NIH Renews Multi-Million Dollar Funding for Illinois Tech-Led BioCAT Facility at Argonne National Laboratory

The NIH has awarded a multi-million dollar renewal to BioCAT at Argonne National Laboratory to continue advanced X-ray research into muscle and heart disease.

By: AXL Media

Published: Apr 17, 2026, 7:47 AM EDT

Source: Information for this report was sourced from Illinois Institute of Technology

Ensuring a National Resource for Biophysical Discovery

The Biophysics Collaborative Access Team (BioCAT), a research consortium led by the Illinois Institute of Technology, has secured a five-year renewal from the National Institute of General Medical Sciences. This funding ensures the continued operation of the BioCAT beamline at the Advanced Photon Source (APS) within the Argonne National Laboratory. As a national user facility, BioCAT provides scientists with specialized instruments to observe biological systems in states that mirror their function in living tissue. The renewal affirms the facility's role as a primary hub for biomedical research, allowing the global scientific community to access high-intensity X-ray beams for complex structural analysis.
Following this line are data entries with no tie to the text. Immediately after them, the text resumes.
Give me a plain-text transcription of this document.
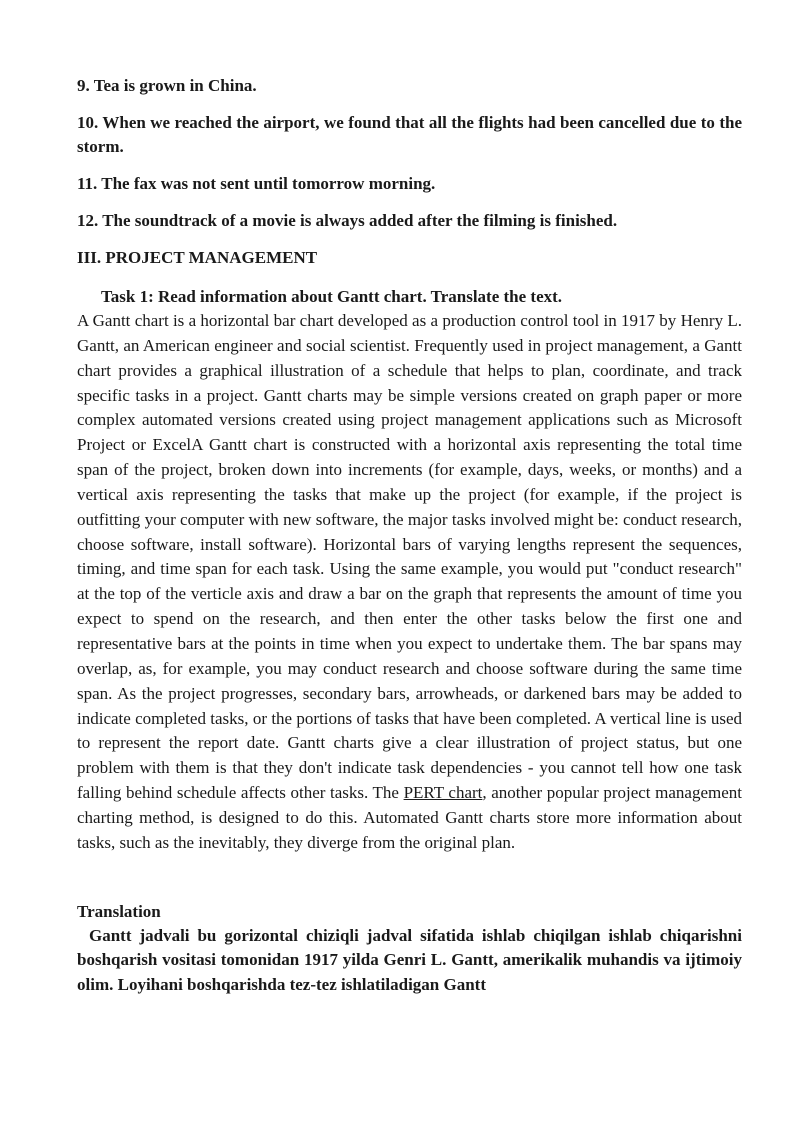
9. Tea is grown in China.
10. When we reached the airport, we found that all the flights had been cancelled due to the storm.
11. The fax was not sent until tomorrow morning.
12. The soundtrack of a movie is always added after the filming is finished.

III. PROJECT MANAGEMENT

Task 1: Read information about Gantt chart. Translate the text.

A Gantt chart is a horizontal bar chart developed as a production control tool in 1917 by Henry L. Gantt, an American engineer and social scientist. Frequently used in project management, a Gantt chart provides a graphical illustration of a schedule that helps to plan, coordinate, and track specific tasks in a project. Gantt charts may be simple versions created on graph paper or more complex automated versions created using project management applications such as Microsoft Project or ExcelA Gantt chart is constructed with a horizontal axis representing the total time span of the project, broken down into increments (for example, days, weeks, or months) and a vertical axis representing the tasks that make up the project (for example, if the project is outfitting your computer with new software, the major tasks involved might be: conduct research, choose software, install software). Horizontal bars of varying lengths represent the sequences, timing, and time span for each task. Using the same example, you would put "conduct research" at the top of the verticle axis and draw a bar on the graph that represents the amount of time you expect to spend on the research, and then enter the other tasks below the first one and representative bars at the points in time when you expect to undertake them. The bar spans may overlap, as, for example, you may conduct research and choose software during the same time span. As the project progresses, secondary bars, arrowheads, or darkened bars may be added to indicate completed tasks, or the portions of tasks that have been completed. A vertical line is used to represent the report date. Gantt charts give a clear illustration of project status, but one problem with them is that they don't indicate task dependencies - you cannot tell how one task falling behind schedule affects other tasks. The PERT chart, another popular project management charting method, is designed to do this. Automated Gantt charts store more information about tasks, such as the inevitably, they diverge from the original plan.

Translation

Gantt jadvali bu gorizontal chiziqli jadval sifatida ishlab chiqilgan ishlab chiqarishni boshqarish vositasi tomonidan 1917 yilda Genri L. Gantt, amerikalik muhandis va ijtimoiy olim. Loyihani boshqarishda tez-tez ishlatiladigan Gantt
Unlocking the Secrets of Non-Crystalline Biology

One of BioCAT’s primary missions is the study of "molecular machines" large protein complexes and nucleic acids that power essential life functions. Unlike smaller molecules, these systems are often difficult to freeze or crystallize for standard atomic-resolution studies. BioCAT utilizes synchrotron X-ray scattering and fiber diffraction to reveal the organization and dynamics of these non-crystalline materials. By providing a platform for small-angle X-ray scattering (SAXS) and micro-diffraction, the facility enables researchers to visualize how viruses, macromolecules, and metal distributions behave in real-time within biological environments.

Specialized Strengths in Muscle and Heart Research

BioCAT has established a uniquely powerful program for the study of skeletal and cardiac muscle. The facility’s specialized fiber diffraction techniques are instrumental in understanding how mutations in muscle proteins lead to inherited heart diseases and other chronic conditions. Because the beamline can capture the dynamics of muscle contraction at a high resolution, it serves as a critical bridge between laboratory molecular biology and clinical medicine. According to facility leaders, the state-of-the-art instruments at Sector 18-ID remain some of the best in the world for analyzing connective tissue and muscle fiber in both healthy and diseased states.